Below are a couple of pictures taken inside Sofra Bakery and Cafe.



Eating Boston: St. Paddy’s Day

The waves of people walking up and down Broadway Ave. this morning grew increasingly larger, greener, and drunker, as the annual Boston St. Patrick’s day parade got ready to march on down South Boston, or as I soon learned from all the locals, Southie. Surprisingly, Bostonians not only celebrate Irish-American heritage on March 17th every year, but they also celebrate what is know as “Evacuation Day”. Evacuation day commemorates the day during the Revolutionary War in which George Washington forced the British to evacuate Dorchester, which is now a neighborhood adjacent to Southie. That day was March 17, 1776.

I trekked alongside the parade route, dodging droves of happy drunk people and often kicking many Sam Adams beer cans out of my path in search for a famous corned beef on rye sandwich. After about at hour of searching and still no sandwich in hand, i decided it was too cold to continue. I turned back around to my starting point, got in 20 minute line for hot coffee and headed back, defeated. On my way back to the train station, I witnessed the extravagant attempts of those who wanted to be the most “Irish”, which was such a fun experience. A girl was covered in green makeup, a green wig, and bright green glittery tights. Others were simply trying to get the most green beer into their system to proven their Irish-ness.
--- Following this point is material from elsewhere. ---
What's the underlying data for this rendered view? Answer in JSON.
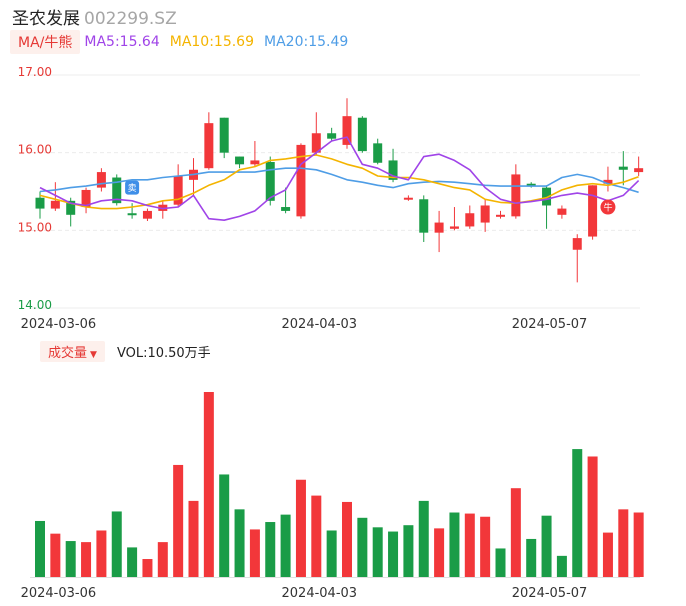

But I leaped with joy as I saw the ubiquitous green man (from the series “Its Always Sunny in Philadelphia” ) make an appearance in his clover green body suit and complete Irish attire. Capturing him in photo was enough to make my trip to Southie worthwhile.

Just as I had lost all hope of tasting the famous corned beef on rye, I wandered into a small cafe next to the train station and saw, to my delight, their special board. On it read: Corned beef on rye. Joy!

I sat on a sunny corner inside the quaint cafe to enjoy every bite of the salty, fatty layers of beef tucked inside two loafs of fresh rye bread. There was drunken chaos outside as gusts of frigid wind drove the the drunk hoards away and to their homes. Yet, I remained in a state of bliss as I observed the unrest around me and peacefully ate my sandwich.
Later, I learned that corned beef is primarily an Irish-American dish which probably originated when the Irish in America decidedly substituted the pork for beef. In any case, St. Patrick’s day is also a celebration that is observed mainly in America, and so in the spirit of America and its diverse cultural heritage, I had a famous corned beef sandwich in South Boston on St. Paddy’s day. I am living the life.